Fall seems to arrive earlier each year. The foliage had peaked in Hanover when Alice and I and the kids arrived for the Holy Cross game, and the temperature more closely resembles mid-November which is about the time you will read these notes. I hope by then the second half of the Holy Cross game will have proven to be the rule rather than the exception for this football season. Win or lose, the Class is 100 percent behind you, Jake.
I did not see any '60s in Hanover for the Holy Cross game, but perhaps that was because I was watching the Red Sox on television for about half of the game. I do expect to see a number of you during the Harvard weekend. Alice and I will be hosting the executive committee meeting the evening before the game.
Al Stowe sent me a copy of a letter that he sent to Gene Kohn last July. Al mentions that Eric Sailor, who had been practicing obstetrics in Saranac Lake, N.Y., with Butch Virostek for the past few years, has decided to return to Hanover as of August 1 and will be affiliated with Mary Hitchcock Hospital. Butch will carry on alone delivering all the babies with a 50 mile radius in upstate New York. Al also mentions that Eric Anderson became a first-time proud father of one Molly Anderson in late May.
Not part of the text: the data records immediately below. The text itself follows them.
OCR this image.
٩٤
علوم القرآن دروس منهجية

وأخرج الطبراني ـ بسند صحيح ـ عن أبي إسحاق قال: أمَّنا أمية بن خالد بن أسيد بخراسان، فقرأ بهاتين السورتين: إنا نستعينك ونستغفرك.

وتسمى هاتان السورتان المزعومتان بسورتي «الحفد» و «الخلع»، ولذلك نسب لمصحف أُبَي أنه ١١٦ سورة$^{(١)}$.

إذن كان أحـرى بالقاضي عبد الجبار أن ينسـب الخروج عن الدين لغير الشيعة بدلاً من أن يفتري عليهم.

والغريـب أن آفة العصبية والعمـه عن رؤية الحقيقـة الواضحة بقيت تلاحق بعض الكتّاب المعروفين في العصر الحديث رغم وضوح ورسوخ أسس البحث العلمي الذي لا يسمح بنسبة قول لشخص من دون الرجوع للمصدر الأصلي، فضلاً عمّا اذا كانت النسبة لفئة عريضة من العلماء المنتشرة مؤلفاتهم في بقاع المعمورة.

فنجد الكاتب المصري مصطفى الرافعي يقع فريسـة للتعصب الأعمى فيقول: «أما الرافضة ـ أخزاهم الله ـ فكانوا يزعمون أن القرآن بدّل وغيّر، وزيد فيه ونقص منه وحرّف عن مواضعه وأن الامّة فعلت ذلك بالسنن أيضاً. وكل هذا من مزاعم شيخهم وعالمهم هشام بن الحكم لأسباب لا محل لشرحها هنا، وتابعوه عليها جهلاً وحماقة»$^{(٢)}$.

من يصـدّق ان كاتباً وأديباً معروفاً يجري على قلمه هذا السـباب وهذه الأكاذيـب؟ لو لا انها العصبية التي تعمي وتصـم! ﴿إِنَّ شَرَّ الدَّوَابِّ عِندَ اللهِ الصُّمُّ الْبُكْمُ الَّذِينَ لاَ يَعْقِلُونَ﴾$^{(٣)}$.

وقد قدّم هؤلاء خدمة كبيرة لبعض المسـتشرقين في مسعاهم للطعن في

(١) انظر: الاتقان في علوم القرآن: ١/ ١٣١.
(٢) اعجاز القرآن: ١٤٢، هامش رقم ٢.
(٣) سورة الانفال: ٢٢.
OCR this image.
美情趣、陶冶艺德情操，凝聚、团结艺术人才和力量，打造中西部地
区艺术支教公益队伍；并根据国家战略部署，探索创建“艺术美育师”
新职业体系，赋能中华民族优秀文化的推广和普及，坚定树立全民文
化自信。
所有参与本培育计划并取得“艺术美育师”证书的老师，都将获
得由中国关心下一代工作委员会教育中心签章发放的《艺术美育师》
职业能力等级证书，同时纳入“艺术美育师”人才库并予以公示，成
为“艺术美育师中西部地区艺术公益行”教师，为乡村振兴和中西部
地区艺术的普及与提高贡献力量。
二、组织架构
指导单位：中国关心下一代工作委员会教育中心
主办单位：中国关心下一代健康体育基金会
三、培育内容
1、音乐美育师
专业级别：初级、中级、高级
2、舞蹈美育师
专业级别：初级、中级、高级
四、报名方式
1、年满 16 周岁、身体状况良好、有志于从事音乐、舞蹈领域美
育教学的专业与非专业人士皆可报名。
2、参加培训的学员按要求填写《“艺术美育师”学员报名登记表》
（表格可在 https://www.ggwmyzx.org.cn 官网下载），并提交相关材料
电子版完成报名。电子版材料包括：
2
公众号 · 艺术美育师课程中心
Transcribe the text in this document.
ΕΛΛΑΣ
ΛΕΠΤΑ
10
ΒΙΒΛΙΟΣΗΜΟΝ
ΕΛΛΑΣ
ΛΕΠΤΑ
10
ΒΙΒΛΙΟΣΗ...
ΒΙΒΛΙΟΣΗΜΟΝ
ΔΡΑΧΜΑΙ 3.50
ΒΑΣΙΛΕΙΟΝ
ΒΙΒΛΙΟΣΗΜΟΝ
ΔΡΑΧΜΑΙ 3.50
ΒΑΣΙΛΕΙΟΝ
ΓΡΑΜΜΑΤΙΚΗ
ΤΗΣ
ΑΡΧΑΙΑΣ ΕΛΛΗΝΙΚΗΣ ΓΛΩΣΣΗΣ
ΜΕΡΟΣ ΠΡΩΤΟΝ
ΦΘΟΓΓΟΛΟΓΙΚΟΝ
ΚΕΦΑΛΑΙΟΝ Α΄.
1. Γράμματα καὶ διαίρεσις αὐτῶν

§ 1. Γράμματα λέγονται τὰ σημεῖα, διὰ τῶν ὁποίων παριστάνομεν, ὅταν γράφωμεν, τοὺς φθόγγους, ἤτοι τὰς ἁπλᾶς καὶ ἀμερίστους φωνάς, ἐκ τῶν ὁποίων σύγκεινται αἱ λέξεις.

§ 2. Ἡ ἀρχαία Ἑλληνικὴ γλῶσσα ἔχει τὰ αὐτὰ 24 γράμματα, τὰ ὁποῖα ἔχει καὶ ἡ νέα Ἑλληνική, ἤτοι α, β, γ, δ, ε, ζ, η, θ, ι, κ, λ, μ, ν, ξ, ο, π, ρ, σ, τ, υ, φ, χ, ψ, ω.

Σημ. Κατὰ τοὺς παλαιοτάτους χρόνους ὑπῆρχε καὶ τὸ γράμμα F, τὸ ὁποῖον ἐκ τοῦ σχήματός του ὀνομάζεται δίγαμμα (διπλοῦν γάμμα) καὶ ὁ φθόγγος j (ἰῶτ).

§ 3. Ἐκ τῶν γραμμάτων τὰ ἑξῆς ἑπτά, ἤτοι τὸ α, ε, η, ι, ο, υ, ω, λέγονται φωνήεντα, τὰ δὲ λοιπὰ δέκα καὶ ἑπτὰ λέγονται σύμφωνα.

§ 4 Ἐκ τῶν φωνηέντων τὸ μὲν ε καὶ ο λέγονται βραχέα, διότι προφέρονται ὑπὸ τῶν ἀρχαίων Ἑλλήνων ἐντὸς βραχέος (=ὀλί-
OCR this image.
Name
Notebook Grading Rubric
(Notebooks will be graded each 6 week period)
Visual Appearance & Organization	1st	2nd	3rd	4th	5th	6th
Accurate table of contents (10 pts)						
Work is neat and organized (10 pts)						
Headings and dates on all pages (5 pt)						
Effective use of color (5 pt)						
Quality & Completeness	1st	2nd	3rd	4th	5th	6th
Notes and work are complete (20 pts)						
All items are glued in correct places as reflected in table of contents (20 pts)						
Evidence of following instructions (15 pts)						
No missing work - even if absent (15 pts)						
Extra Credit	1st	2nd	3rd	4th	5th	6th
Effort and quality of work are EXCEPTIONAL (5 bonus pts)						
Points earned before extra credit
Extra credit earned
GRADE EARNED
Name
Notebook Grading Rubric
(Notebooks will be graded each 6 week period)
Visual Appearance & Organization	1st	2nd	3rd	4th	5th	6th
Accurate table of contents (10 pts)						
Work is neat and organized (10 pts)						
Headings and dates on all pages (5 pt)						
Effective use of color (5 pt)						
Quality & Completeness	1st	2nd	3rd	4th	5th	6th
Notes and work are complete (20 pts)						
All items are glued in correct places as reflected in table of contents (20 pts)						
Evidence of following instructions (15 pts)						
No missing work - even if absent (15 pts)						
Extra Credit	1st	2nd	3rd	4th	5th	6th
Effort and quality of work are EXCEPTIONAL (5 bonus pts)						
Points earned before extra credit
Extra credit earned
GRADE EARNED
Congratulations to Eric and Ellen!
Word has been received from Connecticut General Life Insurance Company that RickLyman has been appointed assistant secretary of group insurance operations. Rick joined Connecticut General in 1963 in group sales, three years later joined group underwriting and was named an underwriter in 1968. He has been serving as senior underwriter since 1972. Rick lives in Simsbury, Conn.
Sam French a staff architect with Vincent G. Kling & Partners, Philadelphia architects, planners and engineers, has been appointed an associate of that firm. Sam received his Bachelor of Architecture from the University of Pennsylvania. He joined the Kling organization in 1967 and has worked on such projects as the A.T. & T. corporate headquarters in Basking Ridge, N.J., the IBM office building in Franklin Lakes, N.J., and the master plan and office building for Bolling/Anacostia in Washington D.C.
Harry Bruckner, who has for the past few years been very active in the Greater Boston Alumni Association, is now playing a leading role in trying to reorganize and revitalize the Minute Man Alumni Club which covers the Boston suburban area where I live. I was slightly embarrassed to find that I was the only alumnus in the area to attend a reorganization meeting to which 450 alumni had been invited. Where have all you Minute Men been hiding in our Bicentennial year? Harry has a new position as senior account executive for the school and college division of Seiler Corp. in Waltham, Mass., a company involved with management of dining services. He will be responsible for schools and colleges in New England.
I recently received a press release announcing that Bob Caulfield, formerly assistant manager of the Baltimore Symphony, has been appointed the new general manager of the San Jose Symphony Orchestra. Bob assumed these duties in mid-July and was chosen from a field of more than 100 applicants from many parts of the country. Bob received a Masters degree in Business at Harvard in 1966, worked for three years with IBM in Boston and then worked for CBS television in broadcasting for seven years until he finally opted for the arts management field and left CBS to take over the Baltimore Symphony a couple of years ago.
May I remind you to pay your class dues to Arnie Sigler, if you have not already done so. At Class Officers Weekend last May, I received the rather disturbing statistic that only 45 per cent of the Class of 1960 paid its dues last year. The average for the Classes of 1951-60 is 55 per cent. We are the lowest on the list. The Classes of 1961-65 each have a higher percentage of classmates paying their dues than the Class of 1960.